Conclusions, or What I Worked Out Instead of Doing Anything Useful
The apparatus sits in a darkened laboratory. A photon enters. Somewhere downstream, a beam-splitter is inserted or withdrawn by the click of a quantum random-number generator, after the photon’s entry, after its commitment, after the moment by which any classical account would insist its fate had been sealed. The detector registers. The result conforms to the configuration that obtained at the moment of registration, with no regard for the order in which that configuration and the photon’s traversal occurred.
It is a small fact, in the scheme of things. It concerns a single photon, in a single apparatus, on a single afternoon. It implies, however, that the universe does not honor the temporal asymmetry on which our sense of agency depends, and that the past, properly understood, is something other than the receptacle of fixed events we have always taken it to be.
My 2004 paper concluded that time travel should not be attempted on ethical grounds. The Prison and the Map concluded that the geometry forbids it whether or not we have the manners. The delayed-choice experiment, as I read it, suggests something more disquieting: that the moving present is not the place where reality is being written. The writing has already happened. We are reading.
Whatever else the experiment teaches, it teaches that the deeper architecture is something other than what the experience advertises. The contemplative traditions have been saying this for centuries. The Codex says it in the register of philosophy. The laboratory now agrees, in the register of photon detectors and quantum random-number generators clicking away in a French basement at four in the morning. I find this conclusion both unsettling and rather marvelous, in the same proportion the Prison and the Map essay arrived at. The universe is, on every reading I can find, considerably stranger than the moving present permits us to see. I will take that.
I think I closed the laptop somewhere near three.
Sources
Wheeler, J. A. (1978). The “Past” and the “Delayed-Choice” Double-Slit Experiment. In A. R. Marlow (ed.), Mathematical Foundations of Quantum Theory. Academic Press.
Jacques, V., et al. (2007). Experimental Realization of Wheeler’s Delayed-Choice Gedanken Experiment. Science, 315(5814), 966–968.
Kim, Y.-H., Yu, R., Kulik, S. P., Shih, Y., and Scully, M. O. (2000). Delayed “Choice” Quantum Eraser. Physical Review Letters, 84(1), 1–5.
Vedovato, F., et al. (2017). Extending Wheeler’s Delayed-Choice Experiment to Space. Science Advances, 3(10), e1701180.
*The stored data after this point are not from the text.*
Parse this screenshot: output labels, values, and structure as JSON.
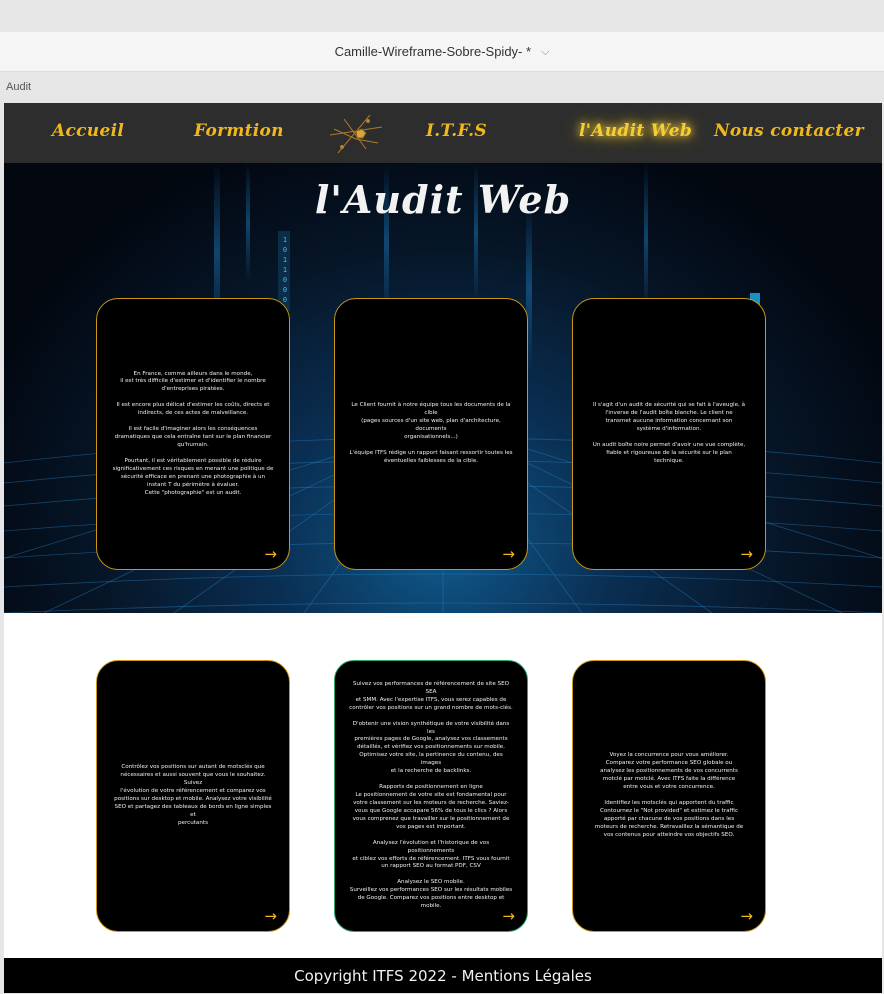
{
  "window": {
    "title": "Camille-Wireframe-Sobre-Spidy-",
    "modified_marker": "*",
    "dropdown_icon": "chevron-down-icon"
  },
  "page_label": "Audit",
  "nav": {
    "items": [
      {
        "label": "Accueil",
        "active": false
      },
      {
        "label": "Formtion",
        "active": false
      },
      {
        "label": "I.T.F.S",
        "active": false
      },
      {
        "label": "l'Audit Web",
        "active": true
      },
      {
        "label": "Nous contacter",
        "active": false
      }
    ],
    "accent": "#f0b81c"
  },
  "hero": {
    "title": "l'Audit Web",
    "binary_column": "1 0 1 1 0 0 0"
  },
  "cards_top": [
    {
      "text": "En France, comme ailleurs dans le monde,\nil est très difficile d'estimer et d'identifier le nombre\nd'entreprises piratées.\n\nIl est encore plus délicat d'estimer les coûts, directs et\nindirects, de ces actes de malveillance.\n\nIl est facile d'imaginer alors les conséquences\ndramatiques que cela entraîne tant sur le plan financier\nqu'humain.\n\nPourtant, il est véritablement possible de réduire\nsignificativement ces risques en menant une politique de\nsécurité efficace en prenant une photographie à un\ninstant T du périmètre à évaluer.\nCette \"photographie\" est un audit.",
      "arrow": "→"
    },
    {
      "text": "Le Client fournit à notre équipe tous les documents de la cible\n(pages sources d'un site web, plan d'architecture, documents\norganisationnels...)\n\nL'équipe ITFS rédige un rapport faisant ressortir toutes les\néventuelles faiblesses de la cible.",
      "arrow": "→"
    },
    {
      "text": "Il s'agit d'un audit de sécurité qui se fait à l'aveugle, à\nl'inverse de l'audit boîte blanche. Le client ne\ntransmet aucune information concernant son\nsystème d'information.\n\nUn audit boîte noire permet d'avoir une vue complète,\nfiable et rigoureuse de la sécurité sur le plan\ntechnique.",
      "arrow": "→"
    }
  ],
  "cards_bottom": [
    {
      "text": "Contrôlez vos positions sur autant de motsclés que\nnécessaires et aussi souvent que vous le souhaitez. Suivez\nl'évolution de votre référencement et comparez vos\npositions sur desktop et mobile. Analysez votre visibilité\nSEO et partagez des tableaux de bords en ligne simples et\npercutants",
      "arrow": "→"
    },
    {
      "text": "Suivez vos performances de référencement de site SEO SEA\net SMM. Avec l'expertise ITFS, vous serez capables de\ncontrôler vos positions sur un grand nombre de mots-clés.\n\nD'obtenir une vision synthétique de votre visibilité dans les\npremières pages de Google, analysez vos classements\ndétaillés, et vérifiez vos positionnements sur mobile.\nOptimisez votre site, la pertinence du contenu, des images\net la recherche de backlinks.\n\nRapports de positionnement en ligne\nLe positionnement de votre site est fondamental pour\nvotre classement sur les moteurs de recherche. Saviez-\nvous que Google accapare 56% de tous le clics ? Alors\nvous comprenez que travailler sur le positionnement de\nvos pages est important.\n\nAnalysez l'évolution et l'historique de vos positionnements\net ciblez vos efforts de référencement. ITFS vous fournit\nun rapport SEO au format PDF, CSV\n\nAnalysez le SEO mobile.\nSurveillez vos performances SEO sur les résultats mobiles\nde Google. Comparez vos positions entre desktop et\nmobile.",
      "arrow": "→"
    },
    {
      "text": "Voyez la concurrence pour vous améliorer.\nComparez votre performance SEO globale ou\nanalysez les positionnements de vos concurrents\nmotclé par motclé. Avec ITFS faite la différence\nentre vous et votre concurrence.\n\nIdentifiez les motsclés qui apportent du traffic\nContournez le \"Not provided\" et estimez le traffic\napporté par chacune de vos positions dans les\nmoteurs de recherche. Retravaillez la sémantique de\nvos contenus pour atteindre vos objectifs SEO.",
      "arrow": "→"
    }
  ],
  "footer": {
    "text": "Copyright ITFS 2022 - Mentions Légales"
  }
}
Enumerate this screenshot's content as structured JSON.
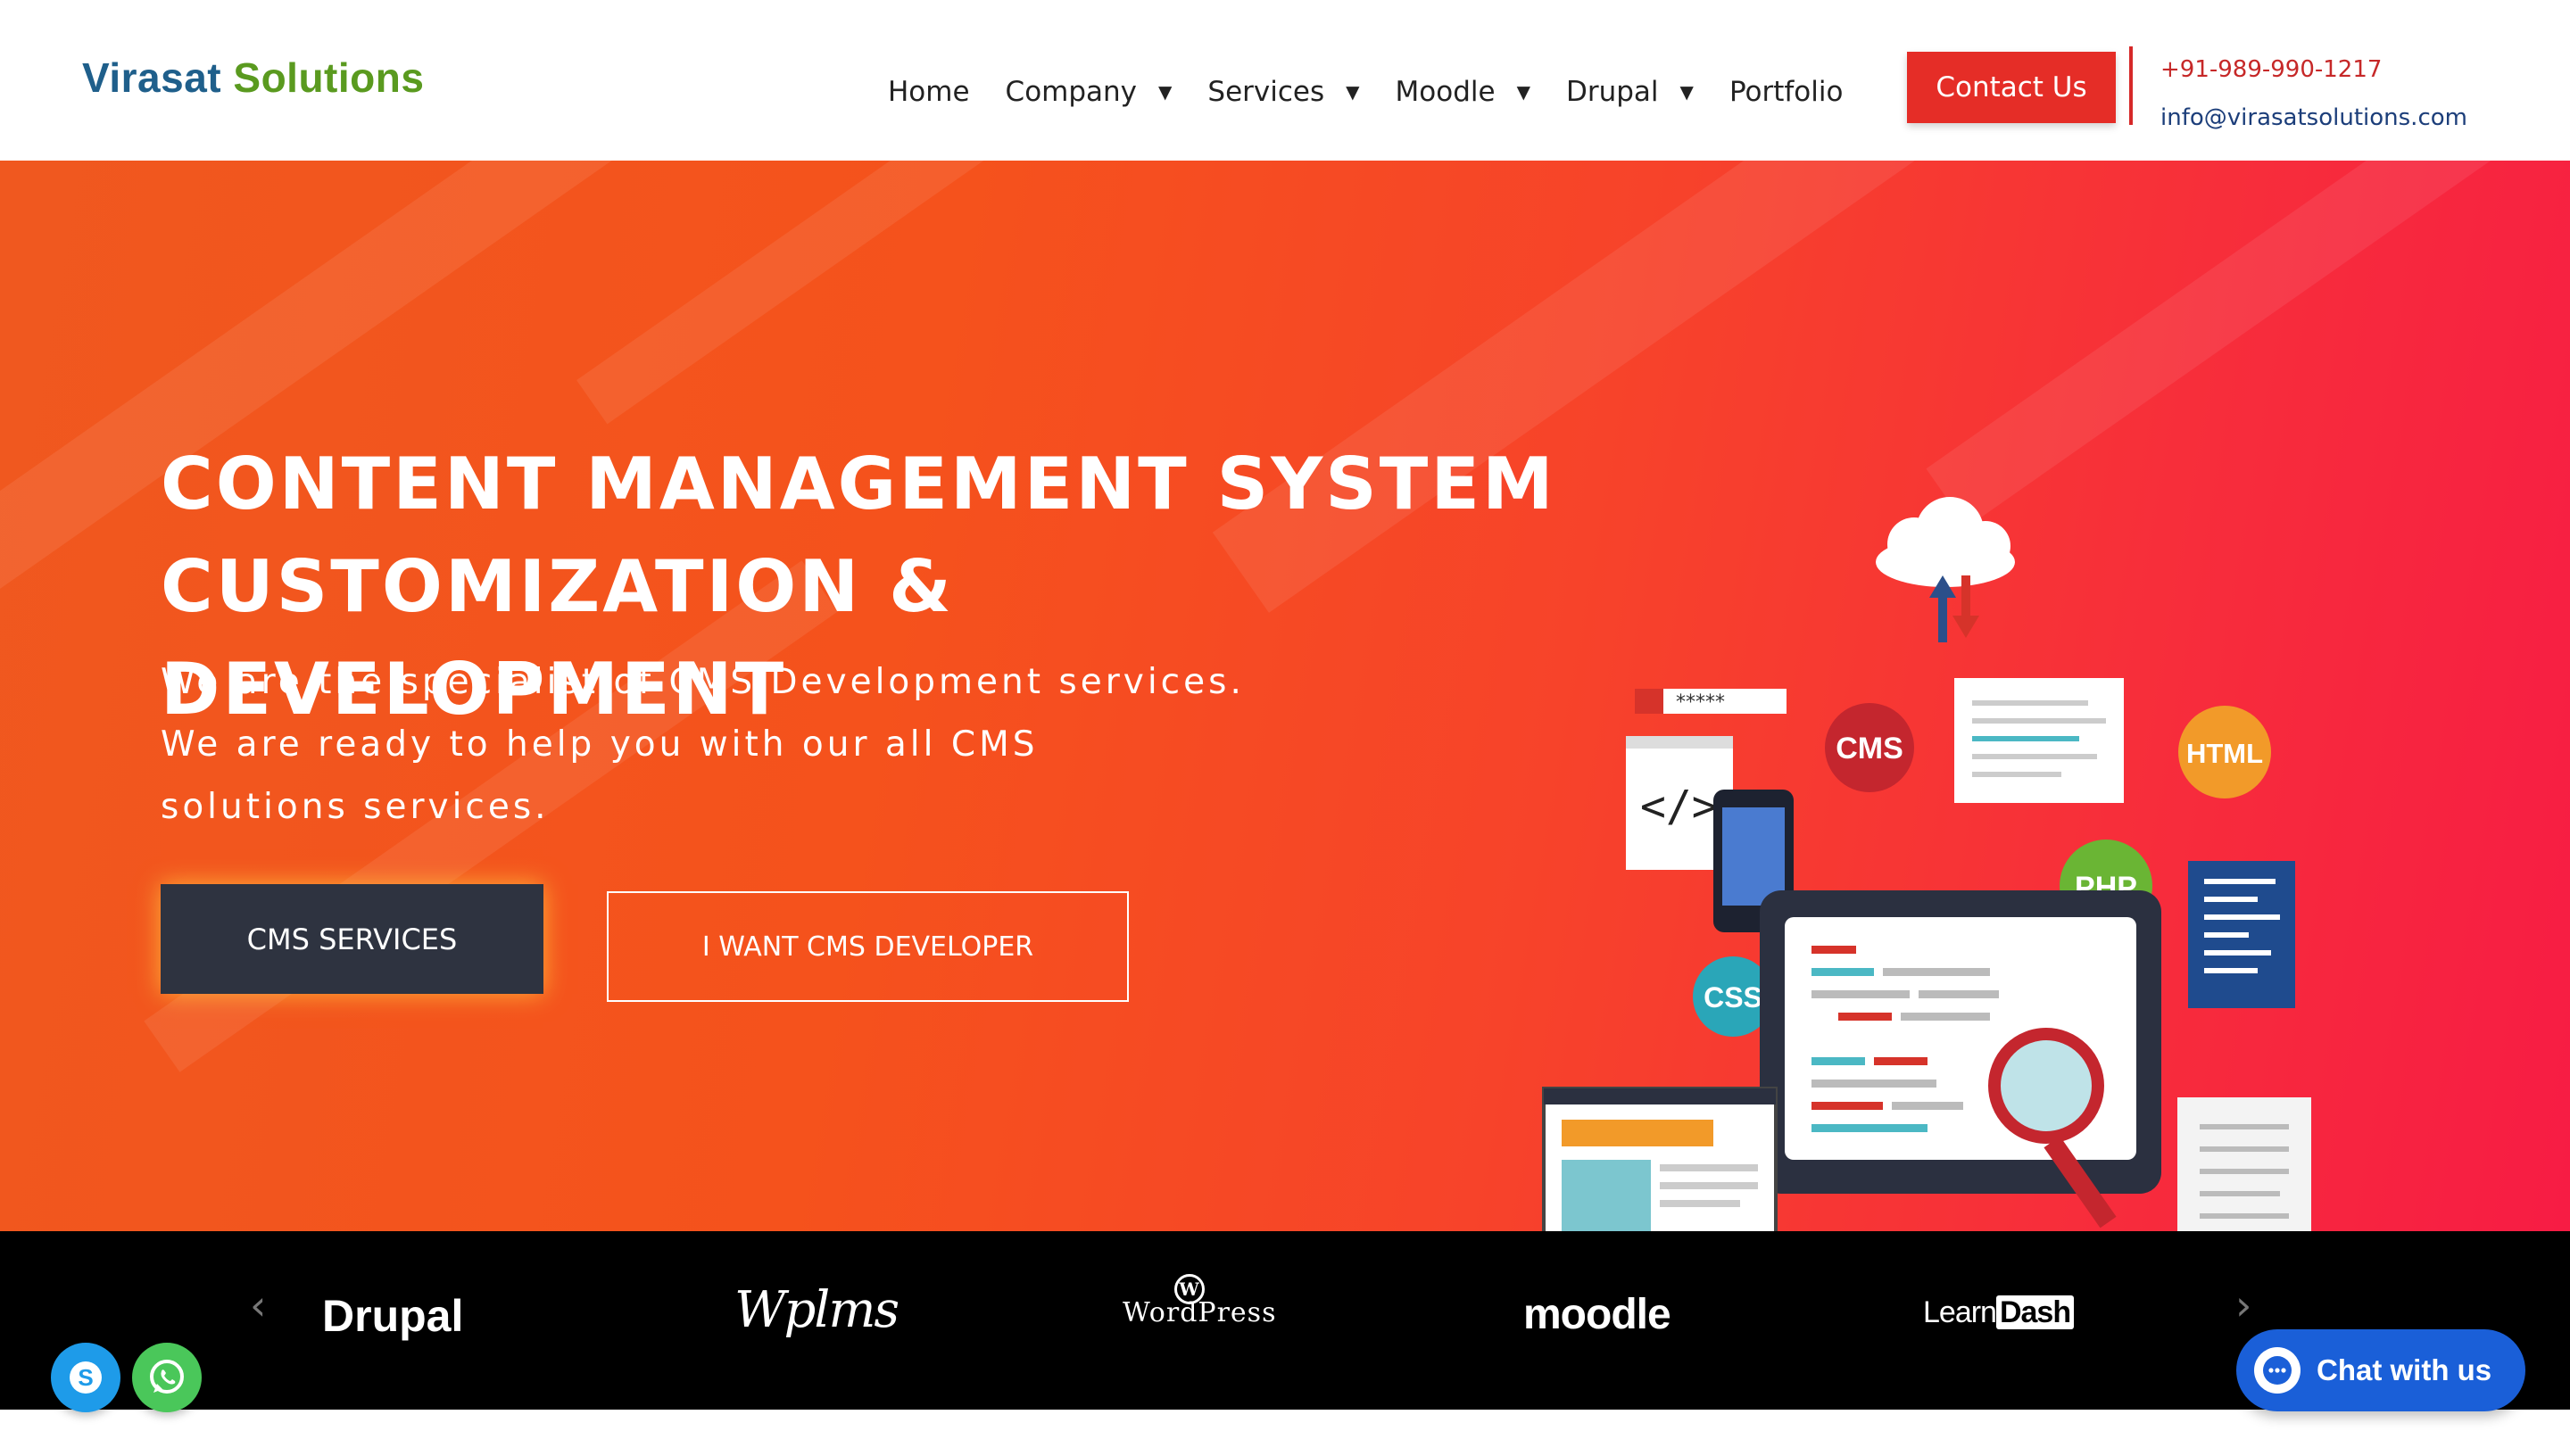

Aharonov, Y., Bergmann, P. G., and Lebowitz, J. L. (1964). Time Symmetry in the Quantum Process of Measurement. Physical Review, 134(6B), B1410–B1416.
Cramer, J. G. (1986). The Transactional Interpretation of Quantum Mechanics. Reviews of Modern Physics, 58(3), 647–687.
McTaggart, J. M. E. (1908). The Unreality of Time. Mind, 17(68), 457–474.
Medley, R. (2004). Ethics in Time Travel. OC-615.
Medley, R. (2026). The Prison and the Map. robmedley.com.